1600-calorie Diet 1600kcal, 54g fat per dayDay 1
Breakfast 1 Cheese and Apple Scone lightly spread with 10g (2 tsp) olive spread; 150g pot low-fat fruit yogurt. Mid-morning 1 pear, apple or orange. Midday meal Ciabatta Roll with Pesto, Soft Cheese and Baby Spinach; 30g bag baked crisps or equivalent. Afternoon 1 Apricot and Coconut Muffin. Evening meal 130g grilled skinless chicken breast served with 1 portion Pomegranate Sauce, 1 portion Coconut Rice, broccoli (85g) and sweetcorn (95g); 1 portion Fruits of the Forest Mousse. Nutrition 1598kcal, 49g fat and 5 portions of fruit and vegetables.Day 2
Breakfast 2 slices (72g) granary bread lightly spread with 2 tsp (1og) olive spread; 25g piece of brie and 1 medium pear. Mid-morning Glass of milk from daily allowance.

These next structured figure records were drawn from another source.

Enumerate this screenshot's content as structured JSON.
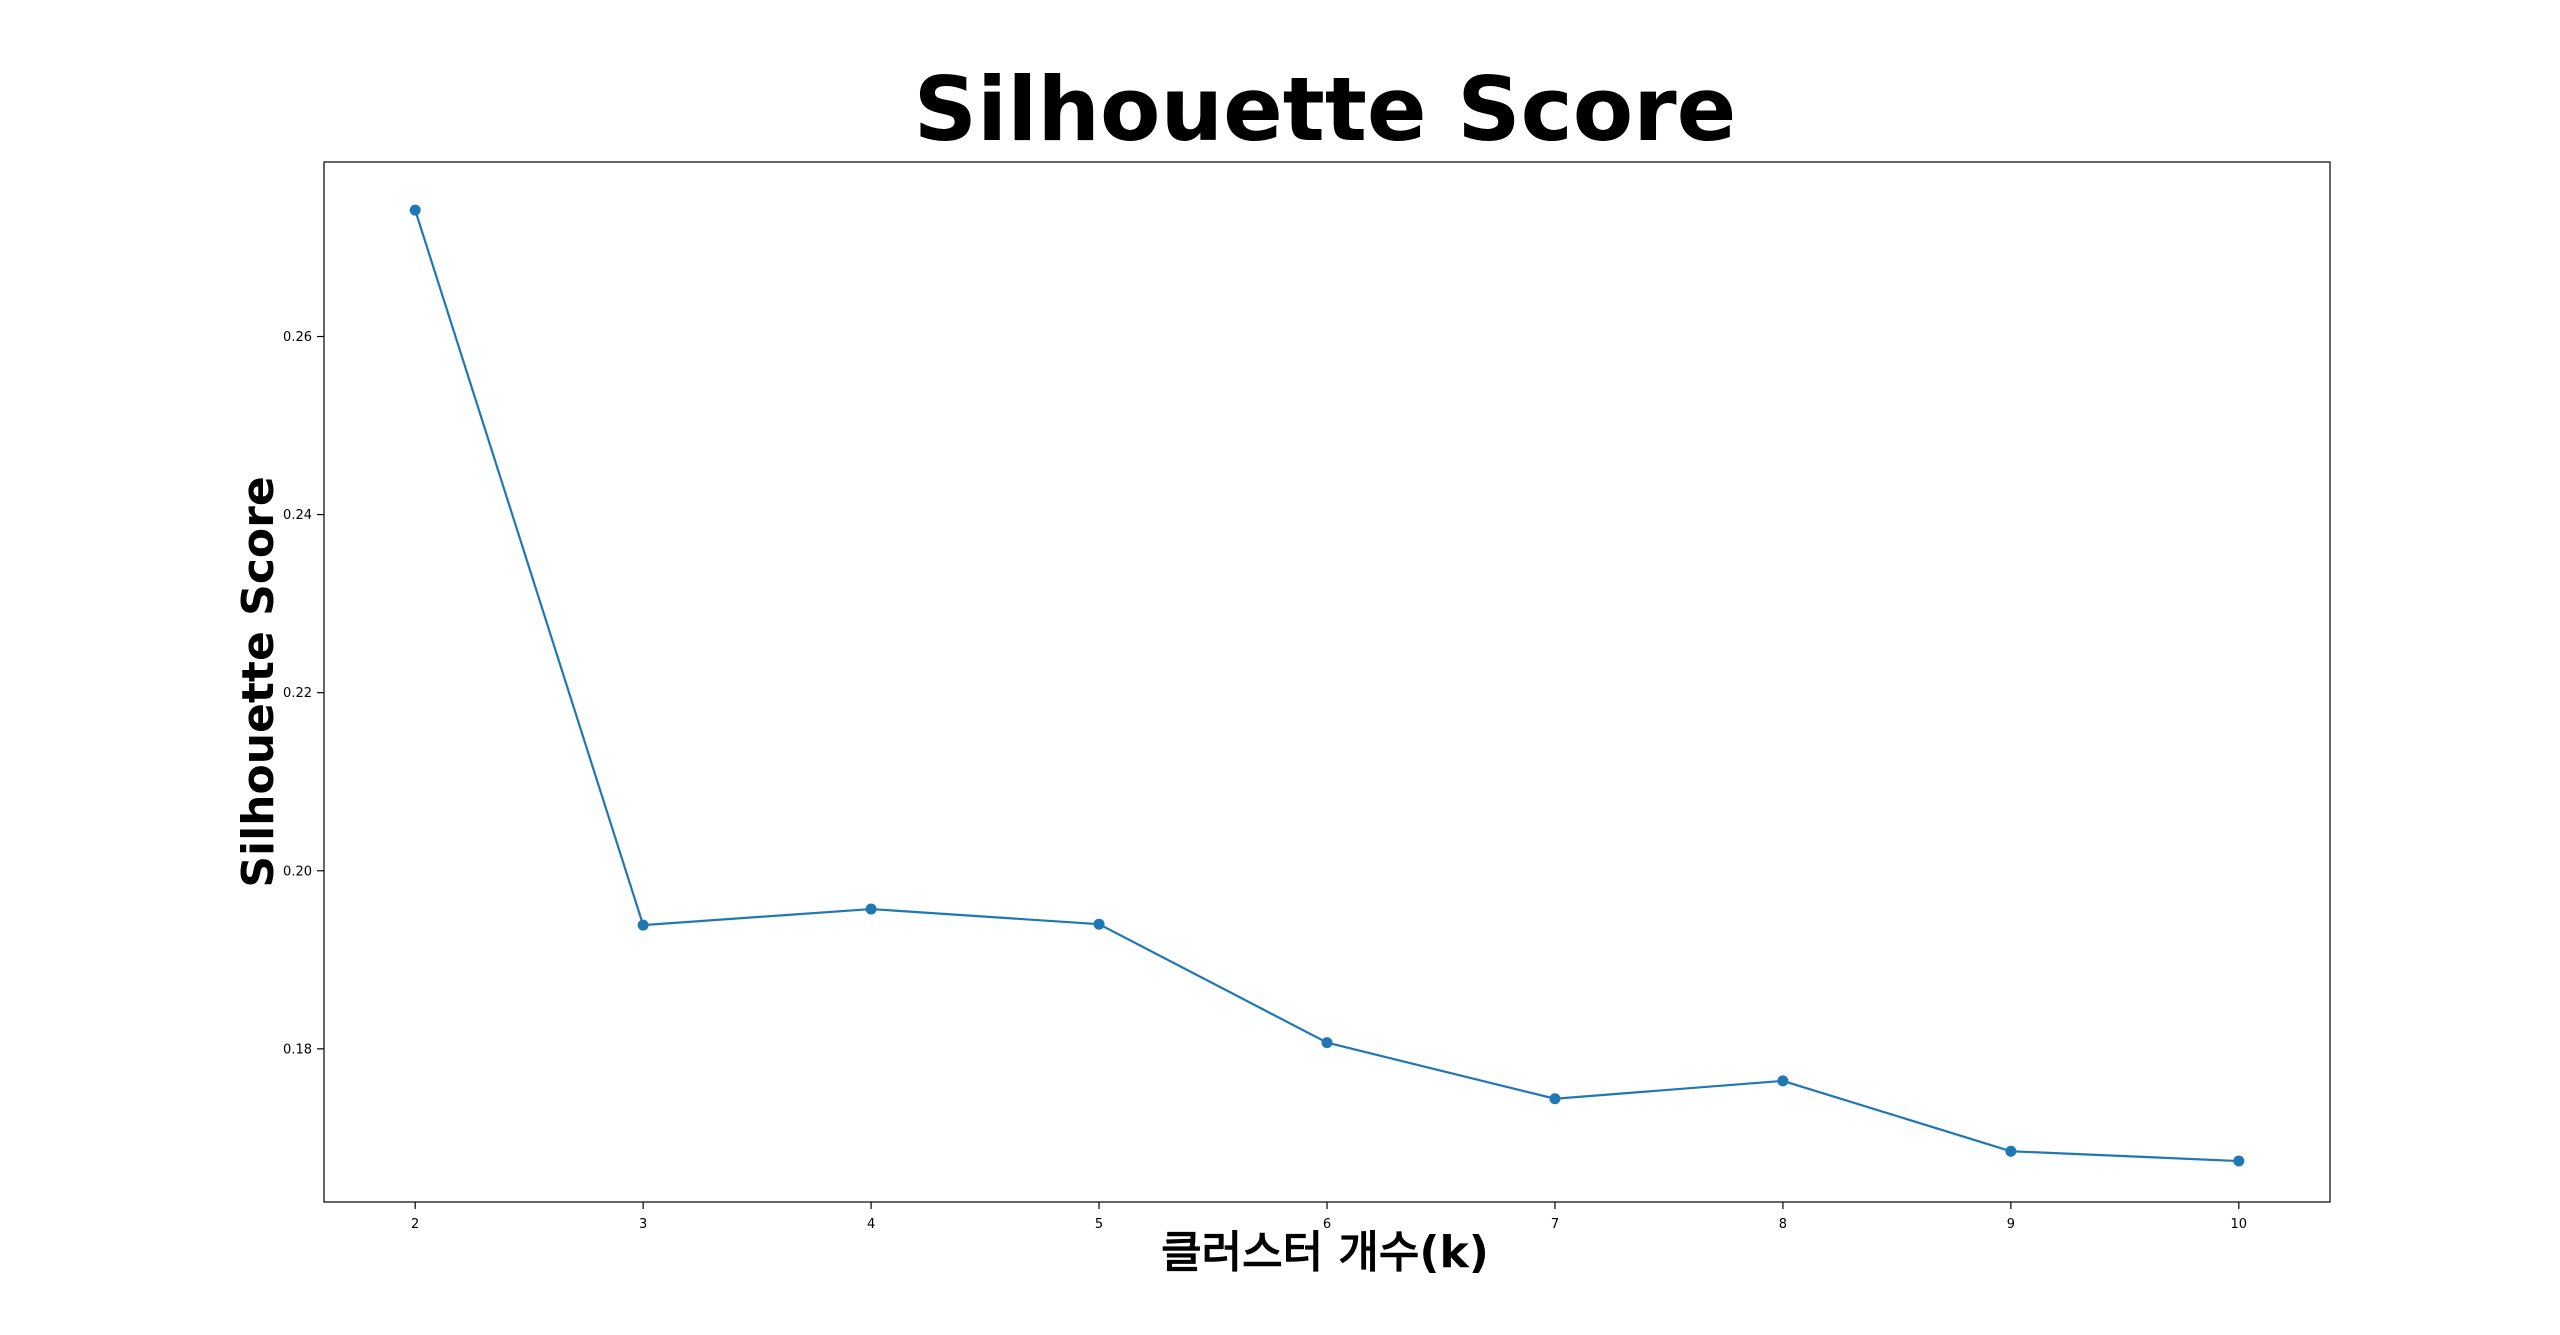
{
  "chart_data": {
    "type": "line",
    "title": "Silhouette Score",
    "xlabel": "클러스터 개수(k)",
    "ylabel": "Silhouette Score",
    "x": [
      2,
      3,
      4,
      5,
      6,
      7,
      8,
      9,
      10
    ],
    "series": [
      {
        "values": [
          0.2742,
          0.1939,
          0.1957,
          0.194,
          0.1807,
          0.1744,
          0.1764,
          0.1685,
          0.1674
        ],
        "color": "#1f77b4",
        "marker": "circle"
      }
    ],
    "xticks": [
      "2",
      "3",
      "4",
      "5",
      "6",
      "7",
      "8",
      "9",
      "10"
    ],
    "yticks": [
      "0.18",
      "0.20",
      "0.22",
      "0.24",
      "0.26"
    ],
    "ytick_values": [
      0.18,
      0.2,
      0.22,
      0.24,
      0.26
    ],
    "xlim": [
      1.6,
      10.4
    ],
    "ylim": [
      0.1628,
      0.2796
    ],
    "grid": false,
    "legend": "none"
  }
}
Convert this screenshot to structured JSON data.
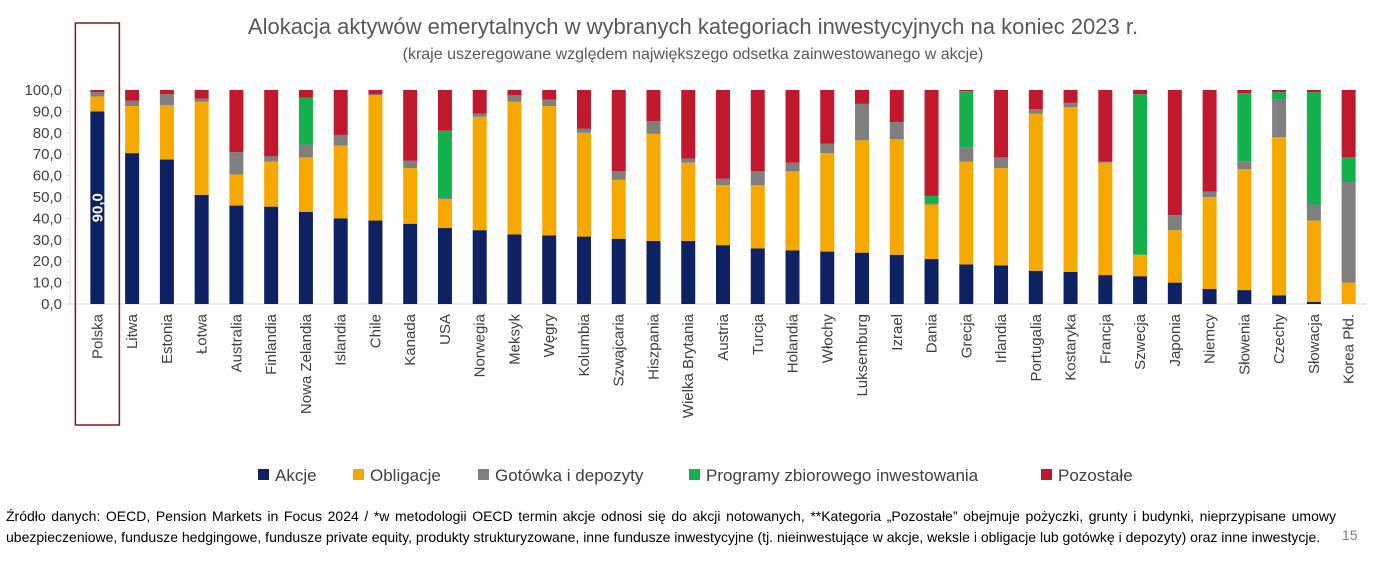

Midday meal 1 portion Moroccan Chickpea and Fruit Soup, 1 wholemeal tortilla wrap filled with 1 chopped hardboiled egg, 1 level tbsp reduced-fat mayonnise and 1 medium tomato, skinned and chopped, mixed together. Afternoon 1 Mincemeat and Plum Filo Pie. Evening meal 1 portion Stuffed Butternut Squash with 90g wilted spinach leaves; 1 portion No-fat Eton Mess. Nutrition 1608kcal, 52g fat and 7 portions of fruit and vegetables.